Life after divorce as a newly single over-60 adult

Life after divorce as a newly single over-60 adult

| Feb 14, 2020 | Divorce

According to the Pew Research Center, 34% of couples married over 30 years found themselves going through a “gray” divorce. Reportedly, 12% of the couples surveyed noted a married life of at least 40 years.

Entering retirement as a single individual in Florida has become more acceptable with changing trends in the workforce, longevity and health care. Active Sunshine State senior citizens may take on a new part-time job, start a business or discover new hobbies they can enjoy. Several dating communities that focus on older adults meeting and building new relationships have grown in popularity.

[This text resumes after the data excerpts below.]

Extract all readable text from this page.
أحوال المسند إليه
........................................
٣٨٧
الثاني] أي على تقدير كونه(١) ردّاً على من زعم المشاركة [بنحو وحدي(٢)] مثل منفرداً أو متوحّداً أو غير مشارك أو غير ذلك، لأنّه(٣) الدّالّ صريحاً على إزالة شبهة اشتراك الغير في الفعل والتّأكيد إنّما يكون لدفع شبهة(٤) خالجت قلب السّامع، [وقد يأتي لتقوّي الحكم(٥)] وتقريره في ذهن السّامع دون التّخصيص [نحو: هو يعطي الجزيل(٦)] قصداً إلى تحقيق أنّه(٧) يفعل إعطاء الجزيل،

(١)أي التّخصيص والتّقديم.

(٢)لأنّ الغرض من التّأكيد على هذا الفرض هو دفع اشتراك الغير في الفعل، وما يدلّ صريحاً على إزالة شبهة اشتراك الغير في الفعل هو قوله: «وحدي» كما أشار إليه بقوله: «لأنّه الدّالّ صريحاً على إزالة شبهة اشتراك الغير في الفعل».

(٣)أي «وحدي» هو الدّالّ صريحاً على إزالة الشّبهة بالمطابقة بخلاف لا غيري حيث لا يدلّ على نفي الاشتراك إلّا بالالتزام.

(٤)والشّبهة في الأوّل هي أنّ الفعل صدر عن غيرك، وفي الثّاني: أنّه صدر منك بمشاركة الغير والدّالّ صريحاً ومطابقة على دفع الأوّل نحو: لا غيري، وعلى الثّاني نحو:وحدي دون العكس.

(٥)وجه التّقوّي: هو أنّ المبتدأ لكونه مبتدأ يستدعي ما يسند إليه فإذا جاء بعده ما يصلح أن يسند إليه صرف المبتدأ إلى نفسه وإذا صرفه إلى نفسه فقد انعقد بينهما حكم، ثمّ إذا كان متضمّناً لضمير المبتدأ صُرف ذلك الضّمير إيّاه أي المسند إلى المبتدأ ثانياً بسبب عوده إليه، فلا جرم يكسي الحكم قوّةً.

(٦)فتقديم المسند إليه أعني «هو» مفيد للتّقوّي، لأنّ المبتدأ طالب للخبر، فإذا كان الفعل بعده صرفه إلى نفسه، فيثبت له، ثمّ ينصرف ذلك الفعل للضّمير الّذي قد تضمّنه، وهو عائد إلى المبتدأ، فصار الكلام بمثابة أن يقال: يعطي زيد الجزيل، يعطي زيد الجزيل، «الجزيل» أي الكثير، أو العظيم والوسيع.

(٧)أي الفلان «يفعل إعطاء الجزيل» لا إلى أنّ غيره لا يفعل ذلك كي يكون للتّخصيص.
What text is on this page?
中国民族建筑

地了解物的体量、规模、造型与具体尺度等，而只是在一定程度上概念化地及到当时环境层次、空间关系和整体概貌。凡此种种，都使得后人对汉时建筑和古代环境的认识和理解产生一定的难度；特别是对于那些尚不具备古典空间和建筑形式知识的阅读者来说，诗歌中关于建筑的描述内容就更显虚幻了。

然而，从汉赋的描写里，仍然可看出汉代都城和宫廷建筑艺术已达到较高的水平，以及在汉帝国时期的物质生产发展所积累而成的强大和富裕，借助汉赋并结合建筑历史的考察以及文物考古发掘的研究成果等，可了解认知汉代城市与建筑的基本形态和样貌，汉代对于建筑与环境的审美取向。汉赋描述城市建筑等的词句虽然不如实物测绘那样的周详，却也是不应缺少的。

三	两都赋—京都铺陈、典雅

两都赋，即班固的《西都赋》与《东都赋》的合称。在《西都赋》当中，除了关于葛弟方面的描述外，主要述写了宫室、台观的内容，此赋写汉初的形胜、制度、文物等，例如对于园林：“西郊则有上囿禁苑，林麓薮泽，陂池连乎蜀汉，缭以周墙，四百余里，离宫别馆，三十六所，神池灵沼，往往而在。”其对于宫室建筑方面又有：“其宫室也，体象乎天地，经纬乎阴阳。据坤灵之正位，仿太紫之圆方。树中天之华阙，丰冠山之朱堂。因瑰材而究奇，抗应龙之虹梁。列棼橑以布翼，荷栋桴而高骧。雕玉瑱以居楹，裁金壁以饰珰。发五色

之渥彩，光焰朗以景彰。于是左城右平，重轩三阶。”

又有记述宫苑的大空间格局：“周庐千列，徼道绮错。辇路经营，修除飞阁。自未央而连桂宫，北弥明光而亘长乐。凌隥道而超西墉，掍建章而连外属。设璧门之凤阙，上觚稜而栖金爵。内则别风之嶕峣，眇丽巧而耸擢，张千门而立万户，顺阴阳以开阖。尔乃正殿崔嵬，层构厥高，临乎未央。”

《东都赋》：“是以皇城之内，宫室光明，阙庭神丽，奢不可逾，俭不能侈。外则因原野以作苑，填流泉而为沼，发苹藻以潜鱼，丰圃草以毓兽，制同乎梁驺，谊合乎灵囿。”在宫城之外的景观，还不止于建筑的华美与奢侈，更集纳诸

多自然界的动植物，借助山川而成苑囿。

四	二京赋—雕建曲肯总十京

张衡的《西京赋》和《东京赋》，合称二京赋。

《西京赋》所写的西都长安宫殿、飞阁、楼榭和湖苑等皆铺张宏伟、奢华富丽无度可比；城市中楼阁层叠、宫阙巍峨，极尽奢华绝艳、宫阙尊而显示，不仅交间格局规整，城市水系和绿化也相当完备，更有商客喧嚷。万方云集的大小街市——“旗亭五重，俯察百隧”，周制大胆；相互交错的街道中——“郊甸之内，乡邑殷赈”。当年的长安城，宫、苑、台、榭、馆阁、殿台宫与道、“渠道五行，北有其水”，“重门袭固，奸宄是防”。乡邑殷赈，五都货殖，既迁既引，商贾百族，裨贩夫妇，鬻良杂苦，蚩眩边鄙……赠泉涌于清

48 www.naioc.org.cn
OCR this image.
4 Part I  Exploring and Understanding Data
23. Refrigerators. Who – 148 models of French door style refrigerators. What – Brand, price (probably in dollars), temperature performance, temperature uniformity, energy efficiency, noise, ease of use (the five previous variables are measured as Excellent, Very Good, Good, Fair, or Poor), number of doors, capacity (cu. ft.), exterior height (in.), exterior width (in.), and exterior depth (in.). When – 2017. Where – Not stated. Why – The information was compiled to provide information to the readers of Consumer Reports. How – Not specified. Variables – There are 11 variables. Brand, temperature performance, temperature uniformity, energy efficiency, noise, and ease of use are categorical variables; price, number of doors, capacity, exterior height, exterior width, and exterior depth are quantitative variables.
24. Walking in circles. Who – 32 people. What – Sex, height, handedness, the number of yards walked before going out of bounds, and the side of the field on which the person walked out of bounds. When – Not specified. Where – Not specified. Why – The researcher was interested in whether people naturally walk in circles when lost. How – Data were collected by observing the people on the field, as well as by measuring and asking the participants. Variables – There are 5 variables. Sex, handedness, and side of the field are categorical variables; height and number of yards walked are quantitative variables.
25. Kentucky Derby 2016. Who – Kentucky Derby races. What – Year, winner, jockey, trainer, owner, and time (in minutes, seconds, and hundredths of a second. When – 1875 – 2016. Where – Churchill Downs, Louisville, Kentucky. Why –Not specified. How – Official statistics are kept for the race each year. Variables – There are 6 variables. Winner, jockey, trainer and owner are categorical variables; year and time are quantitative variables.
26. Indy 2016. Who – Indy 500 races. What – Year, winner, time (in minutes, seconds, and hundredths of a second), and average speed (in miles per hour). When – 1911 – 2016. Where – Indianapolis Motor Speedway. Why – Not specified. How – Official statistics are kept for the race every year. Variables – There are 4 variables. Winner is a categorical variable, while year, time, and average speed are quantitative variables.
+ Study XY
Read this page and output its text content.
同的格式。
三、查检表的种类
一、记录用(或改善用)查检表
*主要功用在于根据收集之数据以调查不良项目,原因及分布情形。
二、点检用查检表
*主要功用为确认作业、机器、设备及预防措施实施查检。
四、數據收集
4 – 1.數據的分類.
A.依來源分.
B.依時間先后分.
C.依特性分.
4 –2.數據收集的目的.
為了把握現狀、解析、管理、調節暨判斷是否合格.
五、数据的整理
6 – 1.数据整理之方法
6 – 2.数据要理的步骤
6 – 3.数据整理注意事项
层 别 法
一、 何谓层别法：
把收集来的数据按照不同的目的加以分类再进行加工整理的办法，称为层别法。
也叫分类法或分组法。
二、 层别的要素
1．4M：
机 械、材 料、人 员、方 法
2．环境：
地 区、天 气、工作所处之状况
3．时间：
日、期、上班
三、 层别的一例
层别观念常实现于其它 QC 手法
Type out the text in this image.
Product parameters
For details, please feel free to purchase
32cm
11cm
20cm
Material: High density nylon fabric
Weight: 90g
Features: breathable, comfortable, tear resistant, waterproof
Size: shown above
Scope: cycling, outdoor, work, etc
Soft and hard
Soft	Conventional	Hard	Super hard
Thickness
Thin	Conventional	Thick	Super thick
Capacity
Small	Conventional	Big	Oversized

Many individuals may need to request financial support from an ex-spouse to live the lifestyle they envision. Proceeds from an ex-spouse’s retirement fund or pension plan may provide the necessary financial means. By requesting a qualified domestic relations order from the fund’s administrator, a spouse may request the court to divide a 401(k) or pension plan. An individual might receive a percentage or lump sum based on the fund’s equity value.

During a divorce, a spouse may require regular financial payments or alimony to provide for a comfortable living. When negotiating the amount of support, a family court judge may determine how much is reasonably necessary based on the length of the marriage and each spouse’s age and health. Insurance and other benefits may also become part of a divorce settlement.

As reported by MarketWatch, individuals over the age of 60 who live alone spend about 11 hours by themselves each day. A newly divorced individual may overcome unexpected feelings of loneliness by joining shared-interest groups, exercising and meeting new friends. Doing so can help prevent social isolation and lessen the chance of negative feelings affecting their new life.